Over the last couple of weeks, we’ve been looking at the benefits for brands working with smaller ad agencies. This week we’re going to review the flipside of the argument and outline some of the risks associated with working with boutique agencies. While these offer agility, innovation, specialisation and lower rates, hiring smaller agencies can also be problematic for brands.
For example, a brand might overlook a large ad agency and instead go with a number of smaller agencies to complete a cluster of projects. In practise, there’s a downside to working with a multitude of creative teams.

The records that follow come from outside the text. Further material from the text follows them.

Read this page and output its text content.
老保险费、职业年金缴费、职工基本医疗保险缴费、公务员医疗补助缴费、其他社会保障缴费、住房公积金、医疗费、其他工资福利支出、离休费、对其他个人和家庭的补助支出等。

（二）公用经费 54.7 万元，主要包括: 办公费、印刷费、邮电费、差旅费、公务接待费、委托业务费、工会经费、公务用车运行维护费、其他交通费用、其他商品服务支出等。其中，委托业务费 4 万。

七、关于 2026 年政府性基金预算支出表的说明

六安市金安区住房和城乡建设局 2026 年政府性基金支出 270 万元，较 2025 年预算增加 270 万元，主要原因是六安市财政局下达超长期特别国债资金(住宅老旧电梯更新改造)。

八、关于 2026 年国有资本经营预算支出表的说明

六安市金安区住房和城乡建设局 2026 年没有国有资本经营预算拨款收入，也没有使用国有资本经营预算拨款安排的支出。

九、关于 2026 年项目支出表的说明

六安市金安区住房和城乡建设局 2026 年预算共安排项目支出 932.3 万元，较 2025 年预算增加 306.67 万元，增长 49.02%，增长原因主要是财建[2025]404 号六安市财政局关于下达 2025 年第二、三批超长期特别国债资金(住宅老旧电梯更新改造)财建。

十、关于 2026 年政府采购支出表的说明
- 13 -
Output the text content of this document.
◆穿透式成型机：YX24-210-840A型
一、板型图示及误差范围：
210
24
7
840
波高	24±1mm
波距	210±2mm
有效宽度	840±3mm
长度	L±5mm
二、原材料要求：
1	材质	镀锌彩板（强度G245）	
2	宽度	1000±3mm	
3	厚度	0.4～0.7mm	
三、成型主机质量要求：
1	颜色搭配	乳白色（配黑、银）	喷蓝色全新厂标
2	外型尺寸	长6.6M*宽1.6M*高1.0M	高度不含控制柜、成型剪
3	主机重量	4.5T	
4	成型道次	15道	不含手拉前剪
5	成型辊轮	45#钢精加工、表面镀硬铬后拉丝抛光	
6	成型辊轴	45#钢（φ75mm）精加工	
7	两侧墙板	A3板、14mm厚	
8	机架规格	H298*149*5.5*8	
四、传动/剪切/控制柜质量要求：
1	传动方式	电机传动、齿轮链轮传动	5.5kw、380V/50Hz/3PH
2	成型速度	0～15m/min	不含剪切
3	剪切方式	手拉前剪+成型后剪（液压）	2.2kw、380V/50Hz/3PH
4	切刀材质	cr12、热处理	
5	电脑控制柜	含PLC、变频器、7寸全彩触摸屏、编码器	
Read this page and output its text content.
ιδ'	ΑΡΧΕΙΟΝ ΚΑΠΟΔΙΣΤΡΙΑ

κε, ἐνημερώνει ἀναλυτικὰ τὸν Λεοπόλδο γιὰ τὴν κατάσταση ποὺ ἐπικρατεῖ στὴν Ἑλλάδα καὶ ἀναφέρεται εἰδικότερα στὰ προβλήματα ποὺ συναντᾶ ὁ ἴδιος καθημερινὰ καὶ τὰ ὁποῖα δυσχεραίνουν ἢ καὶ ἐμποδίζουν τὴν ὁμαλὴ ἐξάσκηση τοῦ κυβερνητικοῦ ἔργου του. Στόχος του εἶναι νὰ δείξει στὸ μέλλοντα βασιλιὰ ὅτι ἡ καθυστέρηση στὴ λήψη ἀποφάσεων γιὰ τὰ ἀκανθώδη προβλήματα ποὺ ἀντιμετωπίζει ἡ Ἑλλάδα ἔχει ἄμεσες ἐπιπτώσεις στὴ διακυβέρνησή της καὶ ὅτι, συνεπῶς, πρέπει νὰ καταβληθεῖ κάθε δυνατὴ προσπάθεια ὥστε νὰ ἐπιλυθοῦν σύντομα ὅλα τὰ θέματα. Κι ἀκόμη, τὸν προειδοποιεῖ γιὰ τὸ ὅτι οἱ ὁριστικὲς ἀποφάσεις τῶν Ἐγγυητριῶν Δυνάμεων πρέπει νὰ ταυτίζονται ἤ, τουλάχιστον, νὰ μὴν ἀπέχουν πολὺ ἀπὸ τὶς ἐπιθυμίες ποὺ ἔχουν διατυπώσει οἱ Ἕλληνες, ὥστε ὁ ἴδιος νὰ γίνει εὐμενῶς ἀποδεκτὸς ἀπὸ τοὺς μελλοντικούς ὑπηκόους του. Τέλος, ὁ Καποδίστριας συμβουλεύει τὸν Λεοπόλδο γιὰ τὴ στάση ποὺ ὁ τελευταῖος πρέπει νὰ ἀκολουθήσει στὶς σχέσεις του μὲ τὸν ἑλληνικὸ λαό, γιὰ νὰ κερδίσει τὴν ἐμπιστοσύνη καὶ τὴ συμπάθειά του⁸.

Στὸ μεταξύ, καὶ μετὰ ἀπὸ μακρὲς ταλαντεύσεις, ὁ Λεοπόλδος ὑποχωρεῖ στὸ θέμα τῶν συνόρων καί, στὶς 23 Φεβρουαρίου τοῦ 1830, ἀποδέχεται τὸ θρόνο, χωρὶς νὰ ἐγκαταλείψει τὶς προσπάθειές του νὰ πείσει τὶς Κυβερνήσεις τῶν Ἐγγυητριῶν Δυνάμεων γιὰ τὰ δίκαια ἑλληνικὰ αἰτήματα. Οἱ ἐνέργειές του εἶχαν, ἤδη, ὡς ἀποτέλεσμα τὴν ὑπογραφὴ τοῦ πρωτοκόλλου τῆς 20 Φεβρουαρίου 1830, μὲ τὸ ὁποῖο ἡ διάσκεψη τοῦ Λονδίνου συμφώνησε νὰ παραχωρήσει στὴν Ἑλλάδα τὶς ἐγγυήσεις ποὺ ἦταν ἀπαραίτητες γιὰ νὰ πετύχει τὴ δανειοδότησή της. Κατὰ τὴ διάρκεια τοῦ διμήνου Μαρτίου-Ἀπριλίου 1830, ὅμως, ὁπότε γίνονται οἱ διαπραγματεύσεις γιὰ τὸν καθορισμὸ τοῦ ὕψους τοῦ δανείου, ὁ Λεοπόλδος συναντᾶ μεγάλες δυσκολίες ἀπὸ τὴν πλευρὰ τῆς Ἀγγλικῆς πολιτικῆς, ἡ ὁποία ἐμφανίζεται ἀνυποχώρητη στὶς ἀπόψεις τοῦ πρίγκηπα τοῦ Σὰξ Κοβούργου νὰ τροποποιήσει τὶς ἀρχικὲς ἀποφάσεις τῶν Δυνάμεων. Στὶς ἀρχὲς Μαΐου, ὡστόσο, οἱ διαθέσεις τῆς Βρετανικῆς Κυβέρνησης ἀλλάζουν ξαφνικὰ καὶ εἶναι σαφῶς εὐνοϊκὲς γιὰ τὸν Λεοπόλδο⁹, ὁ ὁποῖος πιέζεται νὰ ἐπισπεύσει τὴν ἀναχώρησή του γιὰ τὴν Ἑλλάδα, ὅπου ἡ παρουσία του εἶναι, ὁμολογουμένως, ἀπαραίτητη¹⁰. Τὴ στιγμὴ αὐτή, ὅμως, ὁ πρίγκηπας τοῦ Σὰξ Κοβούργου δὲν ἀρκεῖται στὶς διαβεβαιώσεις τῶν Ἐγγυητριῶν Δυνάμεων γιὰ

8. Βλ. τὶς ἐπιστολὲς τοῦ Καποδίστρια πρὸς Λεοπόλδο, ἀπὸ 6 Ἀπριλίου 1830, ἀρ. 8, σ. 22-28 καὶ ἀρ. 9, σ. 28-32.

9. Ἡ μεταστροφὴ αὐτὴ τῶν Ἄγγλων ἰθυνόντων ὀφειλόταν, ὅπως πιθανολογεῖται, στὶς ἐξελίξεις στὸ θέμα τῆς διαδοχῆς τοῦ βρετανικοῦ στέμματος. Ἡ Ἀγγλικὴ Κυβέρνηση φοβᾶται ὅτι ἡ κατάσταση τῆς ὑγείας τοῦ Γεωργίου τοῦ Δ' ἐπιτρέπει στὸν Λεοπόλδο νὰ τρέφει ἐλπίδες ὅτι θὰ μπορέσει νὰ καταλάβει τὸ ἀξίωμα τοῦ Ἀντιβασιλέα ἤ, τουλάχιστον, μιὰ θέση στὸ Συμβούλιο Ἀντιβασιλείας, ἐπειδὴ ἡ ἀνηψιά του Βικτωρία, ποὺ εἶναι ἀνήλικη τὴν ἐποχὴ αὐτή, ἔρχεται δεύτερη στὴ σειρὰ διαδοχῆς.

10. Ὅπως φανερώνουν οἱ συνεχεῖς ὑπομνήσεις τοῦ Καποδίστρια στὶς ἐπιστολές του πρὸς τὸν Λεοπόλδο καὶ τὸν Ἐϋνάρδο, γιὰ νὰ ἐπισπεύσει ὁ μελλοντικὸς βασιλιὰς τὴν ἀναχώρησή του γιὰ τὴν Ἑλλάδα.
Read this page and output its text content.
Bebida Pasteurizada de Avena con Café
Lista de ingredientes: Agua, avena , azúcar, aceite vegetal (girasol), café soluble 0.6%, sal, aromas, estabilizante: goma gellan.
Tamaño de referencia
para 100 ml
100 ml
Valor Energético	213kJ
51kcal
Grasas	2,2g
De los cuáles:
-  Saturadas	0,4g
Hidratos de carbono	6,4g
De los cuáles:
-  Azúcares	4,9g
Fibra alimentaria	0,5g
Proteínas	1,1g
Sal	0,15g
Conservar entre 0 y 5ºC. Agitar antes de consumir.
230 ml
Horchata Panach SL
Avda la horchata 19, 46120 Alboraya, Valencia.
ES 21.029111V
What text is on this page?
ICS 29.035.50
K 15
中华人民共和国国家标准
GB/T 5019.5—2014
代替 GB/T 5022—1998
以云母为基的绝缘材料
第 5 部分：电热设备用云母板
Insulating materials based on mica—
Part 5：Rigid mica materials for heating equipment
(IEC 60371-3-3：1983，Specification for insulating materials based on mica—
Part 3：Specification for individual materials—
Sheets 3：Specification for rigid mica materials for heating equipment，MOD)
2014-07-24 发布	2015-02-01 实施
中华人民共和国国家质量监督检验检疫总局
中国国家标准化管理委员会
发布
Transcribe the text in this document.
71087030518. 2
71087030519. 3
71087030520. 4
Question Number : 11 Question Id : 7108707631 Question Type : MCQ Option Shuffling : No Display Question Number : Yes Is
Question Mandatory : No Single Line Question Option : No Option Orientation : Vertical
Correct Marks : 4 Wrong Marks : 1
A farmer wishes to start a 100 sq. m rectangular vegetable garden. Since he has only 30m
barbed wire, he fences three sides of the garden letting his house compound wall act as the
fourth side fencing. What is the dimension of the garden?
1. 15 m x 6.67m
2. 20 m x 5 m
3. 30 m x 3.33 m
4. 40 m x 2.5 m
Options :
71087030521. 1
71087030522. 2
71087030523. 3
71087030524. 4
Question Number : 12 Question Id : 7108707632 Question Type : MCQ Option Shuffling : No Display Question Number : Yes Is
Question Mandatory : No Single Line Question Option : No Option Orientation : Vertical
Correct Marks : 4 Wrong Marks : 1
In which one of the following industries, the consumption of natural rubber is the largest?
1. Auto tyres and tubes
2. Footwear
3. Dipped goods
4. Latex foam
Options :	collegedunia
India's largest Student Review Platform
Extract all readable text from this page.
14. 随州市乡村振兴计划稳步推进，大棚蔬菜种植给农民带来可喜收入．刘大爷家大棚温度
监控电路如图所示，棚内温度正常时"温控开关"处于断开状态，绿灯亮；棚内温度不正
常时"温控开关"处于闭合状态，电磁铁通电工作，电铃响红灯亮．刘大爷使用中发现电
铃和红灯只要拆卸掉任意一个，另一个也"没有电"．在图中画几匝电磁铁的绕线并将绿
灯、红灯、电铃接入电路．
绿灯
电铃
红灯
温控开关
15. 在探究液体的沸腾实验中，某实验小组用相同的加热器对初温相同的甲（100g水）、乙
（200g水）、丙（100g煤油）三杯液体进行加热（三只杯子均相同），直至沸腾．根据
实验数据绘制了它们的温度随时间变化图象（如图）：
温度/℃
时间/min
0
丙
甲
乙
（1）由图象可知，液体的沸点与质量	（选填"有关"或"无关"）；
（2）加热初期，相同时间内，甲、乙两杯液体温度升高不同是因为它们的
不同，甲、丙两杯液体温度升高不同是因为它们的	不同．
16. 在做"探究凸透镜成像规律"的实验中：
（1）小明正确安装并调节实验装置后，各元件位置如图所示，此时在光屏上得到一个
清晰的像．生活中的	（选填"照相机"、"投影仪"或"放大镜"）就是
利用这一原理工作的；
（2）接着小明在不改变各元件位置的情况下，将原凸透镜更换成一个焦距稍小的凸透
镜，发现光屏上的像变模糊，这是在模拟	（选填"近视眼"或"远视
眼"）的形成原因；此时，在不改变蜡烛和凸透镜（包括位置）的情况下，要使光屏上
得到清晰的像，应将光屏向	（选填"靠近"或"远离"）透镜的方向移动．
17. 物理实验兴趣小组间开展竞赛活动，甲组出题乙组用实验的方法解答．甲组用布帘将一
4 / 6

Primarily, each boutique agency will bring its own set of personas to the table that the brand will need to build relationships with. Further more, each creative team will have different work strategies, from briefing jobs to managing approval workflow to completing and filing final artwork. This could mean a few things. The brand will need to manage the different ways of communicating with creative teams, from email to Skype calls to face-to-face meetings, depending on how each team likes to work. Additionally, the brand will need to acquaint itself with a range of processes and likely work across a number of project management tools - from old school excel spreadsheets to cloud-based project management and approval workflow software.
Aside from the headache of having to switch between processes and tools, the work that’s delivered by each agency may differ greatly. Compare, say, a boutique agency which uses email to approve artwork, to another one which utilises an online proofing software where mark ups and approvals are managed seamlessly from a central hub. Another issue that may arise is ineffectual storing and sharing of digital marketing assets. In the absence of Digital Asset Management (DAM), a brand could end up having final assets spread out across a number of agencies instead of having them saved in one central repository. This means final assets can be lost over time or are difficult to locate when the brand wants to share them or re-run a campaign.
Brand marketing compliance is another sticking point. Making sure compliance checks are done meticulously is critical for brands. Nonetheless, the more agencies you work with, the harder it is to manage compliance protocols and ensure brand guidelines are upheld across the board. Brands may also find that, while one agency gets what they do, another might drag its feet trying to get on brand; so one project could be ready to go, while the other is still weeks away. If one is reliant on the other, this will no doubt cause grief.
Finally, while smaller agencies are agile and can often churn out projects more readily than larger ad agencies, brands aren’t writing up contracts for smaller or one off projects. Without contracts in place to safeguard their accounts, brands can lose money if a work dalliance with a small agency turns out to be a disastrous.